Business

DC’s $51B profit on students

Congress is patting itself on the back for its bill to lower student-loan rates, which doubled last month to 6.8 percent, because it could not pass legislation to fix it.

But if you look closely at the bill, which is expected to be signed by President Obama as soon as tomorrow, you’ll see it’s a bipartisan fleecing of America’s middle class.

The 3.9 percent loan rate applies only to undergraduate students borrowing up to $5,500.

Graduate students pay 5.4 percent, and if you’re a middle-class parent trying to put your kid through school, it’s going to cost you 6.4 percent.

Now, if you are a parent with a child going to a private college, you are staring at a $40,000 bill payable before you pack up the U-Haul.

The $5,500 may take care of a semester’s room and board — the rest comes out of pocket or at the 6.4 percent rate.

And here’s something else: According to the Congressional Budget Office, this year Uncle Sam will make almost $51 billion in profit off the backs of the middle-class families who are putting their kids through college.

The feds have reaped $120 billion over the last five years from college loans.

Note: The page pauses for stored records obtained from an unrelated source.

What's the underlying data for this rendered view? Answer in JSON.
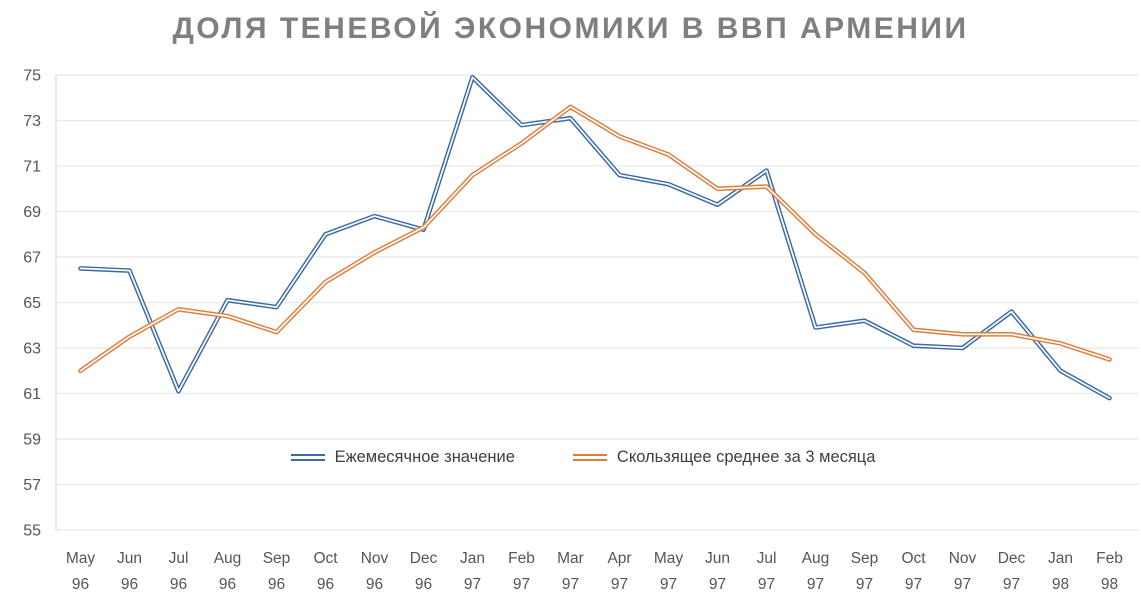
{
  "title": "ДОЛЯ ТЕНЕВОЙ ЭКОНОМИКИ В ВВП АРМЕНИИ",
  "colors": {
    "monthly_line": "#3a6ba4",
    "moving_avg_line": "#dd7e3c",
    "line_inner": "#ffffff",
    "gridline": "#e8e8e8",
    "axis_line": "#d9d9d9",
    "axis_text": "#555555",
    "title_text": "#7f7f7f",
    "legend_text": "#3f3f3f"
  },
  "chart_data": {
    "type": "line",
    "title": "ДОЛЯ ТЕНЕВОЙ ЭКОНОМИКИ В ВВП АРМЕНИИ",
    "xlabel": "",
    "ylabel": "",
    "ylim": [
      55,
      75
    ],
    "yticks": [
      55,
      57,
      59,
      61,
      63,
      65,
      67,
      69,
      71,
      73,
      75
    ],
    "grid": true,
    "legend_position": "bottom-center-inside",
    "line_style": "double-stroke",
    "categories": [
      {
        "month": "May",
        "year": "96"
      },
      {
        "month": "Jun",
        "year": "96"
      },
      {
        "month": "Jul",
        "year": "96"
      },
      {
        "month": "Aug",
        "year": "96"
      },
      {
        "month": "Sep",
        "year": "96"
      },
      {
        "month": "Oct",
        "year": "96"
      },
      {
        "month": "Nov",
        "year": "96"
      },
      {
        "month": "Dec",
        "year": "96"
      },
      {
        "month": "Jan",
        "year": "97"
      },
      {
        "month": "Feb",
        "year": "97"
      },
      {
        "month": "Mar",
        "year": "97"
      },
      {
        "month": "Apr",
        "year": "97"
      },
      {
        "month": "May",
        "year": "97"
      },
      {
        "month": "Jun",
        "year": "97"
      },
      {
        "month": "Jul",
        "year": "97"
      },
      {
        "month": "Aug",
        "year": "97"
      },
      {
        "month": "Sep",
        "year": "97"
      },
      {
        "month": "Oct",
        "year": "97"
      },
      {
        "month": "Nov",
        "year": "97"
      },
      {
        "month": "Dec",
        "year": "97"
      },
      {
        "month": "Jan",
        "year": "98"
      },
      {
        "month": "Feb",
        "year": "98"
      }
    ],
    "series": [
      {
        "name": "Ежемесячное значение",
        "color_key": "monthly_line",
        "values": [
          66.5,
          66.4,
          61.1,
          65.1,
          64.8,
          68.0,
          68.8,
          68.2,
          74.9,
          72.8,
          73.1,
          70.6,
          70.2,
          69.3,
          70.8,
          63.9,
          64.2,
          63.1,
          63.0,
          64.6,
          62.0,
          60.8
        ]
      },
      {
        "name": "Скользящее среднее за 3 месяца",
        "color_key": "moving_avg_line",
        "values": [
          62.0,
          63.5,
          64.7,
          64.4,
          63.7,
          65.9,
          67.2,
          68.3,
          70.6,
          72.0,
          73.6,
          72.3,
          71.5,
          70.0,
          70.1,
          68.0,
          66.3,
          63.8,
          63.6,
          63.6,
          63.2,
          62.5
        ]
      }
    ]
  }
}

And the CBO estimates that they will make $184 billion more between now and 2023 on the student loans from this fiscal year alone.

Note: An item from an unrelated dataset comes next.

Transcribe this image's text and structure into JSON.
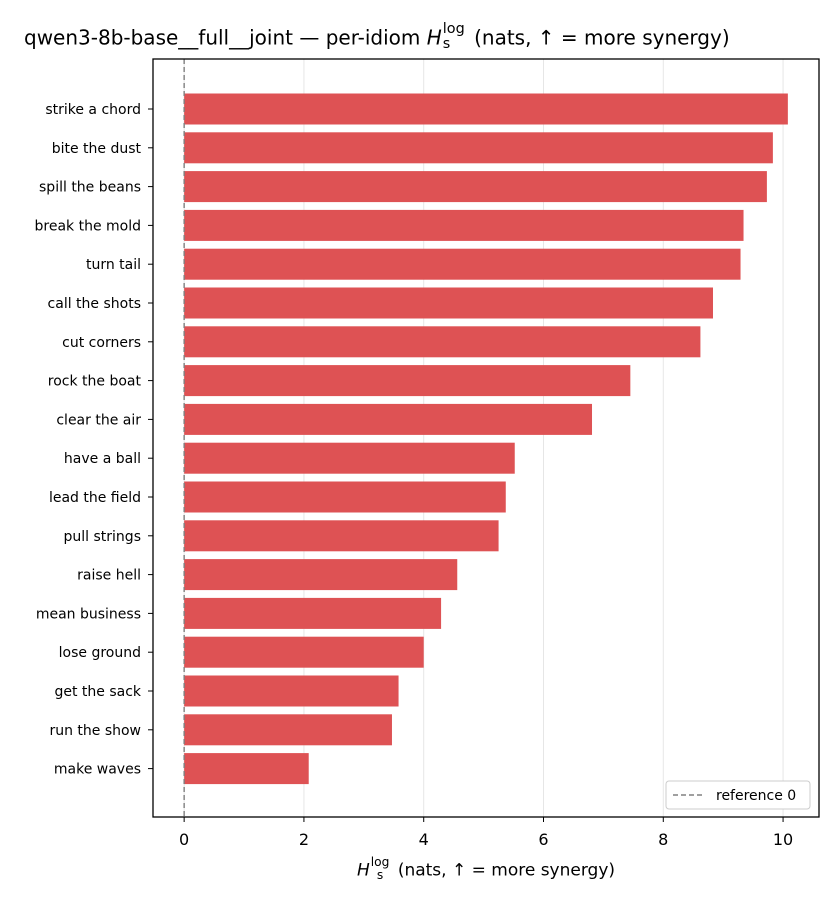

That profit — essentially a hidden tax — goes to underwrite the politicians’ pet programs.

The bottom line: Outstanding student debt tops $1 trillion.

The average private college or university tuition jumped 3.1 percent last year, to $24,256, and that doesn’t include room and board or books, expenses that add $12,000 to $17,000 a year.

In-state college tuition rose 6.7 percent last year, but still represents the best bargain at $7,526, plus those added expenses. That’s still a lot of money.

There are so many things wrong with the federal government’s profiting off the backs of students and their families that it defies belief. It’s nothing better than pure, nonpartisan greed.

As everyone knows, there aren’t a lot of places that the government ever turns a profit, let alone a massive $51 billion.

But getting a college degree in America shouldn’t be a profit center for Washington.